What would our solar system look like if aliens observed it with a telescope?

With the right equipment, alien astronomers could image and track the motions of our solar system's planets, despite the overwhelming glare of our Sun.
By | Published: May 26, 2009 | Last updated on May 18, 2023
HR8799exoplanettimelapse
This time-lapse shows four giant worlds circling their host star, HR 8799, which is located some 130 light-years away.
Jason Wang/Keck
What would our solar system look like if aliens observed it with the same telescope used to image the planets around the star HR 8799?

Mark Jonathan Davis

Studio City, California

Astronomers have imaged several young super-Jupiter planets around HR 8799 with the 8-meter Gemini North and 10-meter Keck telescopes in Hawaii. In fact, astrophysicist Jason Wang of Northwestern University even recently created a time-lapse video of the four worlds orbiting HR 8799 over the course of a 12-year period. 

Keck and Gemini North were able to capture the planets around HR 8799 thanks to the telescopes’ infrared instruments, which pick up the heat emitted by the system’s warm, young worlds. The telescopes also deployed a technology called “adaptive optics,” which helps cancel out some of the blurring effects caused by Earth’s atmosphere.

However, if beings on an Earth-like planet orbiting HR 8799 pointed one of these telescopes at us, they likely would only see the Sun. That’s because our solar system’s planets are much older, cooler, and smaller than those orbiting HR 8799. They simply don’t emit enough light at infrared wavelengths to be seen by distant alien astronomers. 

But aliens could succeed in spotting the planets of our solar system with a different instrument.
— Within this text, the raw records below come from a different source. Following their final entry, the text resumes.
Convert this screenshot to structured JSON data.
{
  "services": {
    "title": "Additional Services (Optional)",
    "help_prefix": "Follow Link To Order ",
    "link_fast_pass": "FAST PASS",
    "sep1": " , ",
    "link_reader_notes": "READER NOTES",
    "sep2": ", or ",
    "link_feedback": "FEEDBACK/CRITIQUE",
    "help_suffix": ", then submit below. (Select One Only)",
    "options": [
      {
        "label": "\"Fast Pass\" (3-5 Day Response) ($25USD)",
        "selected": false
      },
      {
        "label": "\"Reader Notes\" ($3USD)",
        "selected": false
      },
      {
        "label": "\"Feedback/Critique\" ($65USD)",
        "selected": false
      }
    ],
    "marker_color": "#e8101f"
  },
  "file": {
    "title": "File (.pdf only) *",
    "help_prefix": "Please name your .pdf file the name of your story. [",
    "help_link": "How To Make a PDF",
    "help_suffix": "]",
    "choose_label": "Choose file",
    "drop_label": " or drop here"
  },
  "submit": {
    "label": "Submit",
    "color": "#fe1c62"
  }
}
To do this, they would need to send the telescope into space and outfit it with a device called a coronagraph to block the Sun’s obscuring glare. This device would make our planets stand out better against the background sky.

With these modifications, aliens could image Venus, Earth, Jupiter, and Saturn. The scientists could also track the planets’ orbits and collect spectroscopic data that would reveal Earth’s water and oxygen, as well as carbon dioxide on Venus and methane on Jupiter and Saturn.